PROCESSO MEDIASET: SEI ANNI DI “CORPO A CORPO”
Cinquantamila pagine di documenti. Rogatorie internazionali in dodici Paesi. L’inchiesta sui diritti cinematografici Mediaset muove i primi passi nel giugno 2003. I pm della procura di Milano De Pasquale e Robledo aprono l’ennesima indagine su Berlusconi, allora premier, già imputato in altri 7 processi. Indagando sui fondi riservati del comparto estero delle controllate Fininvest, i magistrati scoprono quello che, nella sentenza di ieri, definiranno un «sistema illegale» (guidato dallo stesso Berlusconi anche dopo il suo ingresso in politica) finalizzato alla costituzione di «disponibilità estere» attraverso l’utilizzo di diverse «società offshore». Alcune delle quali, la Century One e la Universal One, si ritrovano anche in altri processi paralleli che riguardano il Cavaliere.
Tutto ruota intorno alla compravendita fittizia di diritti televisivi su altrettanti film. Diritti che secondo i magistrati sono «oggetto di passaggi di mano e di maggiorazioni ingiustificate». Per realizzarli, il Cavaliere si avvale dei soliti, improbabili «mediatori » che ricorrono nelle sue diverse scorrerie finanziarie, inevitabilmente trasformate in traversie giudiziarie (da Mills a Tarantini e Lavitola). Qui il sensale è un egiziano diventato cittadino americano, Frank Agrama, che compra e rivende diritti, gonfiandone il valore, per conto di Berlusconi. Sono «passaggi privi di qualsiasi funzione commerciale,
che servono «solo a far lievitare il prezzo», e dunque a costituire una provvista in nero dentro i bilanci. Per i magistrati il sistema dei costi gonfiati consente così «un’evasione notevolissima». Almeno 270 milioni di euro, sottratti alla società e agli azionisti, e occultati al Fisco. Berlusconi – all’inizio dell’inchiesta indagato per falso in bilancio, appropriazione indebita e frode fiscale insieme ai figli Marina e Piersilvio, a Fedele Confalonieri e ai manager Fininvest Giorgio Vanoni e Candia Camaggi – nega tutto. Ma come scrive Giuseppe D’Avanzo in un articolo del gennaio 2010, il pm Robledo ritiene di poter dimostrare che Agrama acquista i diritti e poi li rivende alle società di Berlusconi «a prezzi enormemente gonfiati». A Los Angeles li compra a cento. A Milano li rivende a mille. La differenza tra cento e mille resta all’estero e Agrama si preoccupa, molto curiosamente, di «restituire» i profitti su conti nella disponibilità di manager Mediaset, in Svizzera, nel Principato di Monaco, alle Bahamas.

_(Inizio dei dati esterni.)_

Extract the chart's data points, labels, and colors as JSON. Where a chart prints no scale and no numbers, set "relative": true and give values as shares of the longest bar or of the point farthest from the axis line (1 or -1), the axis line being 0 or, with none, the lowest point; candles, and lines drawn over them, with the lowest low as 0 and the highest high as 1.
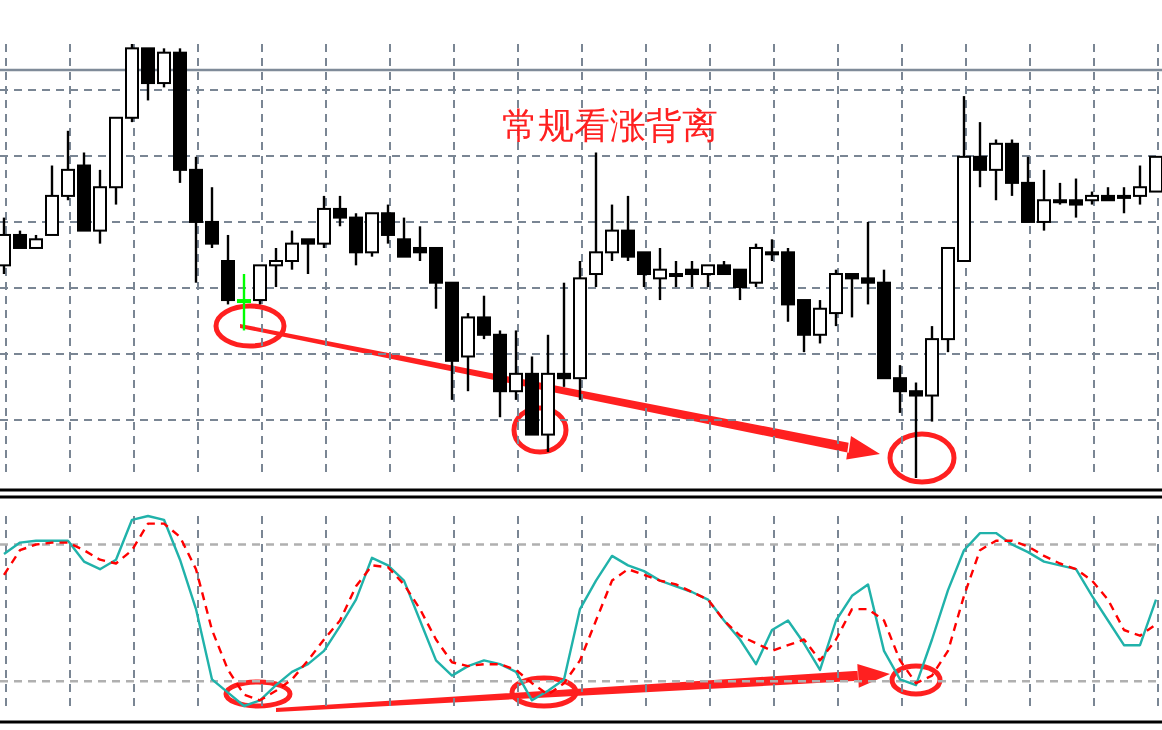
{
  "chart_data": [
    {
      "type": "candlestick",
      "title": "常规看涨背离",
      "relative": true,
      "grid": true,
      "categories": [
        null,
        null,
        null,
        null,
        null,
        null,
        null,
        null,
        null,
        null,
        null,
        null,
        null,
        null,
        null,
        null,
        null,
        null,
        null,
        null,
        null,
        null,
        null,
        null,
        null,
        null,
        null,
        null,
        null,
        null,
        null,
        null,
        null,
        null,
        null,
        null,
        null,
        null,
        null,
        null,
        null,
        null,
        null,
        null,
        null,
        null,
        null,
        null,
        null,
        null,
        null,
        null,
        null,
        null,
        null,
        null,
        null,
        null,
        null,
        null,
        null,
        null,
        null,
        null,
        null,
        null,
        null,
        null,
        null,
        null,
        null,
        null,
        null
      ],
      "ohlc": [
        [
          0.49,
          0.6,
          0.47,
          0.56
        ],
        [
          0.56,
          0.57,
          0.53,
          0.53
        ],
        [
          0.53,
          0.56,
          0.53,
          0.55
        ],
        [
          0.56,
          0.72,
          0.56,
          0.65
        ],
        [
          0.65,
          0.8,
          0.64,
          0.71
        ],
        [
          0.72,
          0.75,
          0.57,
          0.57
        ],
        [
          0.57,
          0.71,
          0.54,
          0.67
        ],
        [
          0.67,
          0.83,
          0.63,
          0.83
        ],
        [
          0.83,
          1,
          0.82,
          0.99
        ],
        [
          0.99,
          0.99,
          0.87,
          0.91
        ],
        [
          0.91,
          0.99,
          0.9,
          0.98
        ],
        [
          0.98,
          0.99,
          0.68,
          0.71
        ],
        [
          0.71,
          0.74,
          0.45,
          0.59
        ],
        [
          0.59,
          0.67,
          0.53,
          0.54
        ],
        [
          0.5,
          0.56,
          0.4,
          0.41
        ],
        [
          0.41,
          0.47,
          0.34,
          0.41
        ],
        [
          0.41,
          0.49,
          0.4,
          0.49
        ],
        [
          0.49,
          0.53,
          0.44,
          0.5
        ],
        [
          0.5,
          0.57,
          0.48,
          0.54
        ],
        [
          0.55,
          0.55,
          0.47,
          0.54
        ],
        [
          0.54,
          0.65,
          0.53,
          0.62
        ],
        [
          0.62,
          0.65,
          0.58,
          0.6
        ],
        [
          0.6,
          0.61,
          0.49,
          0.52
        ],
        [
          0.52,
          0.61,
          0.51,
          0.61
        ],
        [
          0.61,
          0.63,
          0.54,
          0.56
        ],
        [
          0.55,
          0.6,
          0.51,
          0.51
        ],
        [
          0.53,
          0.58,
          0.5,
          0.52
        ],
        [
          0.53,
          0.53,
          0.39,
          0.45
        ],
        [
          0.45,
          0.45,
          0.18,
          0.27
        ],
        [
          0.28,
          0.38,
          0.2,
          0.37
        ],
        [
          0.37,
          0.42,
          0.32,
          0.33
        ],
        [
          0.33,
          0.34,
          0.14,
          0.2
        ],
        [
          0.2,
          0.34,
          0.18,
          0.24
        ],
        [
          0.24,
          0.28,
          0.1,
          0.1
        ],
        [
          0.1,
          0.33,
          0.06,
          0.24
        ],
        [
          0.24,
          0.45,
          0.21,
          0.23
        ],
        [
          0.23,
          0.5,
          0.18,
          0.46
        ],
        [
          0.47,
          0.75,
          0.44,
          0.52
        ],
        [
          0.52,
          0.63,
          0.5,
          0.57
        ],
        [
          0.57,
          0.65,
          0.5,
          0.51
        ],
        [
          0.52,
          0.52,
          0.44,
          0.47
        ],
        [
          0.46,
          0.53,
          0.41,
          0.48
        ],
        [
          0.47,
          0.5,
          0.44,
          0.47
        ],
        [
          0.48,
          0.5,
          0.44,
          0.47
        ],
        [
          0.47,
          0.49,
          0.44,
          0.49
        ],
        [
          0.49,
          0.5,
          0.47,
          0.47
        ],
        [
          0.48,
          0.48,
          0.41,
          0.44
        ],
        [
          0.45,
          0.54,
          0.44,
          0.53
        ],
        [
          0.52,
          0.55,
          0.5,
          0.52
        ],
        [
          0.52,
          0.53,
          0.36,
          0.4
        ],
        [
          0.41,
          0.41,
          0.29,
          0.33
        ],
        [
          0.33,
          0.41,
          0.31,
          0.39
        ],
        [
          0.38,
          0.48,
          0.35,
          0.47
        ],
        [
          0.47,
          0.47,
          0.37,
          0.46
        ],
        [
          0.46,
          0.59,
          0.4,
          0.45
        ],
        [
          0.45,
          0.48,
          0.23,
          0.23
        ],
        [
          0.23,
          0.26,
          0.15,
          0.2
        ],
        [
          0.2,
          0.22,
          0,
          0.19
        ],
        [
          0.19,
          0.35,
          0.13,
          0.32
        ],
        [
          0.32,
          0.53,
          0.29,
          0.53
        ],
        [
          0.5,
          0.88,
          0.5,
          0.74
        ],
        [
          0.74,
          0.82,
          0.67,
          0.71
        ],
        [
          0.71,
          0.78,
          0.64,
          0.77
        ],
        [
          0.77,
          0.78,
          0.65,
          0.68
        ],
        [
          0.68,
          0.74,
          0.59,
          0.59
        ],
        [
          0.59,
          0.71,
          0.57,
          0.64
        ],
        [
          0.64,
          0.68,
          0.63,
          0.64
        ],
        [
          0.64,
          0.69,
          0.6,
          0.63
        ],
        [
          0.64,
          0.66,
          0.63,
          0.65
        ],
        [
          0.65,
          0.67,
          0.64,
          0.64
        ],
        [
          0.65,
          0.67,
          0.61,
          0.65
        ],
        [
          0.65,
          0.72,
          0.63,
          0.67
        ],
        [
          0.66,
          0.74,
          0.66,
          0.74
        ]
      ],
      "colors": [
        "#ffffff",
        "#000000",
        "#ffffff",
        "#ffffff",
        "#ffffff",
        "#000000",
        "#ffffff",
        "#ffffff",
        "#ffffff",
        "#000000",
        "#ffffff",
        "#000000",
        "#000000",
        "#000000",
        "#000000",
        "#00ff00",
        "#ffffff",
        "#ffffff",
        "#ffffff",
        "#000000",
        "#ffffff",
        "#000000",
        "#000000",
        "#ffffff",
        "#000000",
        "#000000",
        "#000000",
        "#000000",
        "#000000",
        "#ffffff",
        "#000000",
        "#000000",
        "#ffffff",
        "#000000",
        "#ffffff",
        "#000000",
        "#ffffff",
        "#ffffff",
        "#ffffff",
        "#000000",
        "#000000",
        "#ffffff",
        "#000000",
        "#000000",
        "#ffffff",
        "#000000",
        "#000000",
        "#ffffff",
        "#000000",
        "#000000",
        "#000000",
        "#ffffff",
        "#ffffff",
        "#000000",
        "#000000",
        "#000000",
        "#000000",
        "#000000",
        "#ffffff",
        "#ffffff",
        "#ffffff",
        "#000000",
        "#ffffff",
        "#000000",
        "#000000",
        "#ffffff",
        "#000000",
        "#000000",
        "#ffffff",
        "#000000",
        "#000000",
        "#ffffff",
        "#ffffff"
      ],
      "ref_lines": [
        {
          "axis": "y",
          "value": 0.94,
          "color": "#7f8b99",
          "line_style": "solid"
        }
      ]
    },
    {
      "type": "line",
      "relative": true,
      "grid": "x",
      "categories": [
        null,
        null,
        null,
        null,
        null,
        null,
        null,
        null,
        null,
        null,
        null,
        null,
        null,
        null,
        null,
        null,
        null,
        null,
        null,
        null,
        null,
        null,
        null,
        null,
        null,
        null,
        null,
        null,
        null,
        null,
        null,
        null,
        null,
        null,
        null,
        null,
        null,
        null,
        null,
        null,
        null,
        null,
        null,
        null,
        null,
        null,
        null,
        null,
        null,
        null,
        null,
        null,
        null,
        null,
        null,
        null,
        null,
        null,
        null,
        null,
        null,
        null,
        null,
        null,
        null,
        null,
        null,
        null,
        null,
        null,
        null,
        null,
        null
      ],
      "series": [
        {
          "color": "#20b2aa",
          "line_style": "solid",
          "values": [
            0.8,
            0.86,
            0.87,
            0.87,
            0.87,
            0.76,
            0.72,
            0.77,
            0.98,
            1,
            0.98,
            0.77,
            0.51,
            0.14,
            0.07,
            0,
            0.03,
            0.11,
            0.18,
            0.22,
            0.29,
            0.42,
            0.56,
            0.78,
            0.74,
            0.66,
            0.45,
            0.24,
            0.16,
            0.21,
            0.24,
            0.22,
            0.18,
            0.03,
            0.08,
            0.14,
            0.51,
            0.66,
            0.79,
            0.74,
            0.71,
            0.66,
            0.63,
            0.6,
            0.56,
            0.45,
            0.35,
            0.22,
            0.4,
            0.45,
            0.33,
            0.19,
            0.45,
            0.58,
            0.64,
            0.29,
            0.14,
            0.11,
            0.35,
            0.61,
            0.82,
            0.91,
            0.91,
            0.85,
            0.81,
            0.76,
            0.74,
            0.72,
            0.58,
            0.45,
            0.32,
            0.32,
            0.56
          ]
        },
        {
          "color": "#ff0000",
          "line_style": "dashed",
          "values": [
            0.69,
            0.82,
            0.85,
            0.86,
            0.86,
            0.82,
            0.77,
            0.75,
            0.82,
            0.96,
            0.96,
            0.89,
            0.72,
            0.4,
            0.19,
            0.06,
            0.03,
            0.08,
            0.14,
            0.24,
            0.35,
            0.45,
            0.63,
            0.74,
            0.73,
            0.64,
            0.51,
            0.35,
            0.23,
            0.21,
            0.22,
            0.22,
            0.19,
            0.12,
            0.06,
            0.12,
            0.24,
            0.45,
            0.66,
            0.72,
            0.69,
            0.66,
            0.64,
            0.6,
            0.56,
            0.45,
            0.37,
            0.33,
            0.29,
            0.32,
            0.35,
            0.24,
            0.35,
            0.51,
            0.51,
            0.45,
            0.24,
            0.12,
            0.16,
            0.29,
            0.58,
            0.82,
            0.87,
            0.87,
            0.84,
            0.79,
            0.75,
            0.72,
            0.66,
            0.56,
            0.4,
            0.37,
            0.43
          ]
        }
      ],
      "ref_lines": [
        {
          "axis": "y",
          "value": 0.85,
          "color": "#b0b0b0",
          "line_style": "dashed"
        },
        {
          "axis": "y",
          "value": 0.13,
          "color": "#b0b0b0",
          "line_style": "dashed"
        }
      ]
    }
  ]
}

LO SCUDO DELLE 18 LEGGI AD PERSONAM
Ce n’è abbastanza per ritenere che quell’Agrama sia un socio occulto di Berlusconi. Come accade in parallelo nel processo Mills, anche qui ci sono testimoni che confermano. Come Bruce Gordon, responsabile della vendite della Paramount, che dichiara: «In Paramount le società di Agrama sono indistintamente indicate come “Berlusconi companies” e l’esposizione creditoria come “Berlusconi receivables” ». Allora Gordon (come poi confermeranno i giudici con la sentenza di condanna di ieri) aggiunge che l’ascesa al governo di Berlusconi non ha mutato la situazione. «Agrama – ricorda il testimone – ci diceva che continuava a riferire a Berlusconi sulle negoziazioni per l’acquisto dei film anche dopo la sua nomina a presidente del Consiglio». Dunque – è la convinzione della magistratura inquirente, ora ribadita anche da quella giudicante – «non esistono gli affari di Agrama, ma soltanto quelli di Berlusconi».
Insomma, fin dall’inizio si capisce che il premier rischia grosso. Comincia così la sua ennesima battaglia contro le toghe. La procedura è quella di sempre: un sabotaggio continuo e sistematico del lavoro dei magistrati. Il 7 luglio 2006, dopo che l’allora ministro
Giustizia Castelli ha bloccato almeno due rogatorie in America ed è stata respinta la richiesta di Ghedini di trasferire il processo a Brescia, il gup Paparella rinvia a giudizio il Cavaliere. Per il Berlusconi imputato, il processo inizia ufficialmente il 21 novembre. Ma nel frattempo, il Berlusconi premier dispiega tutta la sua potenza di fuoco per fermare «i giudici mozza-orecchi». Prima della fine della legislatura, impone alle Camere due micidiali leggi ad personam, quella sulla prescrizione breve e quella sulla depenalizzazione del falso in bilancio.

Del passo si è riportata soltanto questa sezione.